Quel que fût le détail qui fit déraper le scénario prévu, la nuit décisive se révéla sanglante. Là où l’alerte n’avait pas pu être donnée à temps, les femmes avaient fait main basse sur les couteaux de cuisine et, à minuit, s’étaient glissées de chambre en chambre pour tuer et tuer encore, jusqu’à ce qu’elles fussent maîtrisées par les survivants.

Ailleurs, tout de suite rendues inoffensives, elles avaient dû se contenter d’agonir d’insultes leurs bourreaux et, jusqu’à la fin, de leur cracher au visage.

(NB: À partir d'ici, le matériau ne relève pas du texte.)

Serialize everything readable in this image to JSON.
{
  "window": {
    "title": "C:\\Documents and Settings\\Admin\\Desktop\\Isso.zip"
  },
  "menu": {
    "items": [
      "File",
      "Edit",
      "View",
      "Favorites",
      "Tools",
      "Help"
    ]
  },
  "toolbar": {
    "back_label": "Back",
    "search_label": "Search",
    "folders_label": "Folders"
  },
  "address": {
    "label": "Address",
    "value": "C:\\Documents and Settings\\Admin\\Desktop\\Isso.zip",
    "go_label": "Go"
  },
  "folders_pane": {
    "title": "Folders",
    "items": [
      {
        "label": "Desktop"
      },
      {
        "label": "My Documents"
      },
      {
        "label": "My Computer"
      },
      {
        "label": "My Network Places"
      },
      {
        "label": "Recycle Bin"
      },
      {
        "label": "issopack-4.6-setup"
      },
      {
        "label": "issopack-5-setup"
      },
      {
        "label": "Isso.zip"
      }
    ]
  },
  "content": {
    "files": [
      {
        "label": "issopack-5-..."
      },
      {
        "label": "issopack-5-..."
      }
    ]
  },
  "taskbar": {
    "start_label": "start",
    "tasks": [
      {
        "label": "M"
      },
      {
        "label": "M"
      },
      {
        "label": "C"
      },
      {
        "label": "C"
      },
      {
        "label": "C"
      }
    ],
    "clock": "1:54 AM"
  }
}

L’échec avait été total. Tout un chacun eût raisonnablement pu le prédire. Même dans les cantonnements survivalistes où le « plan » avait réussi, trop peu d’envahisseurs avaient péri pour que cela fît véritablement la différence. En tant qu’opération militaire, le sacrifice des éclaireuses n’avait servi à rien.

À rien, sinon, à un tragique fiasco.

La nouvelle s’en était toutefois répandue, franchissant la ligne de front et pénétrant au cœur des vallées. Les hommes l’avaient écoutée, muets d’étonnement, et avaient secoué leur tête incrédule. Les femmes aussi l’avaient apprise et, entre elles, en avaient parlé. Elles avaient discuté, froncé des sourcils perplexes… et s’étaient mises à réfléchir.

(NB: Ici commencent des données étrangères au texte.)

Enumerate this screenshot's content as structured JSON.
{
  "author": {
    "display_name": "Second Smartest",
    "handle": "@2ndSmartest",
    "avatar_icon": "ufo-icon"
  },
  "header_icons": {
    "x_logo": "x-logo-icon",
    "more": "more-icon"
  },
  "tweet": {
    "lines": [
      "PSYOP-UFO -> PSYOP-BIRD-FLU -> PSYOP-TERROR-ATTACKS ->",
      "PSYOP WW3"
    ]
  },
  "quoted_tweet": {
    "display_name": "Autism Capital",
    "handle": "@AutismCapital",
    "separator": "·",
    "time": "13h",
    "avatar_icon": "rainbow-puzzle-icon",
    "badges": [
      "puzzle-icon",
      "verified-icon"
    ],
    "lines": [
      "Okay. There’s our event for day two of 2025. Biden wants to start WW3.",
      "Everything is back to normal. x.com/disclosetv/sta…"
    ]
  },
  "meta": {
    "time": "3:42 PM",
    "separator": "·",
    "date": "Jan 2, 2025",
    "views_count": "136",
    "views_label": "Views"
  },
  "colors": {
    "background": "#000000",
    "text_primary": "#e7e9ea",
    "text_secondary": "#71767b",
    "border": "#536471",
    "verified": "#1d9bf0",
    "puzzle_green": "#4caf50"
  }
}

Enfin, elle avait atteint les lointaines terres du Sud. D’ores et déjà transformée en légende, l’histoire avait abouti au mont Pain de Sucre.

Là, surplombant le confluent rugissant des bras de la Coquille, les éclaireuses de la Willamette avaient fini par remporter leur victoire.

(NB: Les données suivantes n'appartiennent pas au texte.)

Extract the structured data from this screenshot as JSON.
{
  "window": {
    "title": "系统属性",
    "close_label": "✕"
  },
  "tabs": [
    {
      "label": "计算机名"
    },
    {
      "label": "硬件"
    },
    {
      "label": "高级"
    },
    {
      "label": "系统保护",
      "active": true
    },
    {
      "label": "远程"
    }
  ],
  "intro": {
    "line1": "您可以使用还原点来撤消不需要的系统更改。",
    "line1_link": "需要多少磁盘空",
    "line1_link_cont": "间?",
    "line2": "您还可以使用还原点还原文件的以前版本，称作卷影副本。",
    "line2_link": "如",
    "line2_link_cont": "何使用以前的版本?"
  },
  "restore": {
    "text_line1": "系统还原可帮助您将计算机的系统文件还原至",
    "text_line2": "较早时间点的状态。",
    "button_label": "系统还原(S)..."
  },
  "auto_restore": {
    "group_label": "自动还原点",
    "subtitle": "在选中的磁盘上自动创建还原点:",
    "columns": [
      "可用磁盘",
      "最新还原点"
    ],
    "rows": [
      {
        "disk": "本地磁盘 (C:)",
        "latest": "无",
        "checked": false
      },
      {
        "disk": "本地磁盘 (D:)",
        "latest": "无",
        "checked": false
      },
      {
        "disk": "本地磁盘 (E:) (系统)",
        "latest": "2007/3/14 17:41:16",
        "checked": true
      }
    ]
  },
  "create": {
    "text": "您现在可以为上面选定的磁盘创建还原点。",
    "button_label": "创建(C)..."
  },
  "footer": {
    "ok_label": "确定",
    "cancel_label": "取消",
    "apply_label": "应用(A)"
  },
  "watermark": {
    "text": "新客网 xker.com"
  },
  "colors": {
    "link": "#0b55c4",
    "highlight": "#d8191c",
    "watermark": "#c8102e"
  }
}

Tout ce que je puis vous dire, c’est que j’espère ne pas voir tourner cette affaire en dogme, en religion. Mes pires cauchemars me représentent des femmes qui ont pour tradition de noyer leurs fils dès que ceux-ci manifestent la première tendance à devenir des brutes. Je me les imagine, accomplissant leur devoir en s’arrogeant secrètement le droit de vie ou de mort sur tout enfant mâle avant qu’il devienne une menace pour l’entourage.

Il se peut ; certes, qu’il y ait parmi nous, les hommes, un certain nombre d’individus « trop fous pour mériter de vivre » mais, poussée à l’extrême, pareille « solution » me terrifie… dans son aspect idéologique, il y a là quelque chose que mon esprit se refuse à saisir.

Évidemment, il est probable que les choses se décanteront d’elles-mêmes. Les femmes ont la tête sur les épaules ; elles n’en arriveront pas à ces extrémités. C’est peut-être là, en fin de compte, que réside notre espoir.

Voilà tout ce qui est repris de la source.